A local high school English teacher and mother of three has added a second book of poems to her list of accomplishments.
Lindsay Soberano Wilson recently released her second full-length book of poems, titled Breaking Up With the Cobalt Blues: Poems For Healing. It is aimed at helping readers “find peace in painful, messy, shameful parts of life unearthed at inconvenient times."
Included in the Barrie resident’s book, which was officially released on Thursday, Aug. 1, are poems about suicide, sexual assault, addiction, inter-generational trauma, domestic violence, Toronto '90s rave culture and a pandemic.
Breaking Up With the Cobalt Blues finds light in the darkness, and the visual and lyrical poems shed light on hard truths while inspiring readers to “Dance Through the Dark” to find “Glimmers,” instead of tripping on triggers like the poem “I Tripped on a Wound Today.”
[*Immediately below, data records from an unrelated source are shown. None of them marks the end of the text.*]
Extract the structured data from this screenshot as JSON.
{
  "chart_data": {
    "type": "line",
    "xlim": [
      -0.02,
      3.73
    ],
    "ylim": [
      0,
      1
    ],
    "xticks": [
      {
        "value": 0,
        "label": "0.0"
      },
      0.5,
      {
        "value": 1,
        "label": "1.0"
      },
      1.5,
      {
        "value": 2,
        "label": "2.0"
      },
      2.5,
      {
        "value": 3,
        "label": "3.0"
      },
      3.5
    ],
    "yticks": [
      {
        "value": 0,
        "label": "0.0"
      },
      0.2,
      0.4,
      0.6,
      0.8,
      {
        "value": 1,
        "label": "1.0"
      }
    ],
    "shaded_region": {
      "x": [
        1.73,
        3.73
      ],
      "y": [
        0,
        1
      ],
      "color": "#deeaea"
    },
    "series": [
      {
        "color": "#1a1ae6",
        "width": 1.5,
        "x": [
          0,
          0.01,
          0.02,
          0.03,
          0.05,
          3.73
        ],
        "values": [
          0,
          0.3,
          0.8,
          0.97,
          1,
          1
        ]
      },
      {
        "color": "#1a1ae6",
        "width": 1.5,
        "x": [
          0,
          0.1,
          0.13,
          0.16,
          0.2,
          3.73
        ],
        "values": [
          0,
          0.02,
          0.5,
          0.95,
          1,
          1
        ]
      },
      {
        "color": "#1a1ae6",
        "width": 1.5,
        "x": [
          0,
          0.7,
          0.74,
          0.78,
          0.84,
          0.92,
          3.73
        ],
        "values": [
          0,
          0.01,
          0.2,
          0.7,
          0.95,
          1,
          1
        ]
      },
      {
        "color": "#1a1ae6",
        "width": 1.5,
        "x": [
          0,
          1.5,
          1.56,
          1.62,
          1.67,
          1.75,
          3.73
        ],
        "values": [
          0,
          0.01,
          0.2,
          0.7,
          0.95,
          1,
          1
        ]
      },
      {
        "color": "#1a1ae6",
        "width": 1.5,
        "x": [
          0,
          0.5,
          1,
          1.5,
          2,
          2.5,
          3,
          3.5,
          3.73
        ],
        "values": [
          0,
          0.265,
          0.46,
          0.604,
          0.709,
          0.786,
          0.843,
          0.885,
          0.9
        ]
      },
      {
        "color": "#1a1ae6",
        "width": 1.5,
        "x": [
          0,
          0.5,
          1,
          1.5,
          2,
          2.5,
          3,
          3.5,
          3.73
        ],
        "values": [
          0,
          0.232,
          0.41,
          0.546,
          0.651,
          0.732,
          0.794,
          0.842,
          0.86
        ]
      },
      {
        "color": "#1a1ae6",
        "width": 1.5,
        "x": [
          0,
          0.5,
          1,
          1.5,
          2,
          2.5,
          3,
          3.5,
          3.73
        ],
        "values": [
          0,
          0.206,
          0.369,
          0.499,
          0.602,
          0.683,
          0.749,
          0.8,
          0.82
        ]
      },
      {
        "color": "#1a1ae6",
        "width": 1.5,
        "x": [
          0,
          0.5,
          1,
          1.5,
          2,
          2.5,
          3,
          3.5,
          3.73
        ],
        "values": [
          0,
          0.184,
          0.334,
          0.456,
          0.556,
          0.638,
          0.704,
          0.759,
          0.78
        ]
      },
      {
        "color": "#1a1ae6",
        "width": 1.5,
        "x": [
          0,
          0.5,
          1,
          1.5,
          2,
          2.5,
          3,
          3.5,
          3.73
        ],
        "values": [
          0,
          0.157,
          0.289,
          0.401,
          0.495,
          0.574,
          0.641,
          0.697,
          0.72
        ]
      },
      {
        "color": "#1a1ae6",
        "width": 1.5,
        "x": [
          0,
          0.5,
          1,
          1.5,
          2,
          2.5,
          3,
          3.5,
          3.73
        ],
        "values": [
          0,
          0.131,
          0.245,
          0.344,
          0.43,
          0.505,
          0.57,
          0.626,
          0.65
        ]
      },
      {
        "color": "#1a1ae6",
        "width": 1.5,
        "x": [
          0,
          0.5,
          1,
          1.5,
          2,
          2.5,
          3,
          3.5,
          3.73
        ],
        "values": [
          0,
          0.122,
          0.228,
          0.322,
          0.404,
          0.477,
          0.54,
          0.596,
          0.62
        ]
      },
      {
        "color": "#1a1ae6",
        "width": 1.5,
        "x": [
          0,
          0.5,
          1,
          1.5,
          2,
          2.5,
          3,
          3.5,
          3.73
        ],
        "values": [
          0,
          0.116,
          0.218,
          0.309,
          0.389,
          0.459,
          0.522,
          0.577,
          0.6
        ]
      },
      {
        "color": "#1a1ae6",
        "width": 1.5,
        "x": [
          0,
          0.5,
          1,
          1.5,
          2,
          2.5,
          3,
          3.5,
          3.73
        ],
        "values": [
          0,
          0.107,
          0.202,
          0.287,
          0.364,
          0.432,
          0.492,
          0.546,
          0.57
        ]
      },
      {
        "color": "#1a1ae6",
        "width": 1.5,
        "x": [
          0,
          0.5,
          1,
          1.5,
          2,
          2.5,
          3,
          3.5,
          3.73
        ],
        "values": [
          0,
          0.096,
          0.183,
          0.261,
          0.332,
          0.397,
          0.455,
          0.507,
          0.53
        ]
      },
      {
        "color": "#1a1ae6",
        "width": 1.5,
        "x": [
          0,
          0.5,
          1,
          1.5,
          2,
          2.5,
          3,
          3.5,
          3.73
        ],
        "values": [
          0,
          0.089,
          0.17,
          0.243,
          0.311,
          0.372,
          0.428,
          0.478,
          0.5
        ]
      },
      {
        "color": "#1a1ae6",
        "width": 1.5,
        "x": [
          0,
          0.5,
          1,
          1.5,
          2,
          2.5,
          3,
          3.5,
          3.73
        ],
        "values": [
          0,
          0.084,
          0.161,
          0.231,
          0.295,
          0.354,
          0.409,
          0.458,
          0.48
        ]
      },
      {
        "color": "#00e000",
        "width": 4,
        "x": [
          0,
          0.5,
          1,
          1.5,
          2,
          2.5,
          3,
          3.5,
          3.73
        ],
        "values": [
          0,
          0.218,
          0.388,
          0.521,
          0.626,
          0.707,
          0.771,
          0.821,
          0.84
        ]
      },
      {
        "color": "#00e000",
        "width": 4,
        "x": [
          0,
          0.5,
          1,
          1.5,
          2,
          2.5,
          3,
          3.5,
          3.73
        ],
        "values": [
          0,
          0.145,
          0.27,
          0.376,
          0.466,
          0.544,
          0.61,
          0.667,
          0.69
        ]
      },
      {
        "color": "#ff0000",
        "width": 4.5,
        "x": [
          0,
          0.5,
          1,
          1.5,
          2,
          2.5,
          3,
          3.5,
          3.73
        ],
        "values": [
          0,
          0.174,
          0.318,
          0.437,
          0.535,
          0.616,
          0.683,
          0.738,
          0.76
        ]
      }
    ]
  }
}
As the creator of Put It To Rest, a mental health online literary hub, Soberano Wilson says she believes in putting painful stories to rest by writing them out to let them go. Breaking Up With the Cobalt Blues weaves in and out of childhood, coming of age, and adulthood on a healing journey to put the past behind, embrace the present, and trust the future.
The opening poem in the book I Call This Trauma, the author discovers that untying “knots” to fix everything is fruitless, eventually turning to acceptance in Hope, Are You There?
The book ultimately culminates in what the author calls a “heroic call to action to break up with victimhood to embrace trauma healing reflected in the beauty of the “northern lights.”
Breaking Up With the Cobalt Blues is about making peace with grief and not letting the past define you, instead recreating a future that accepts that pain is a part of life and allows growth, explained Soberano Wilson.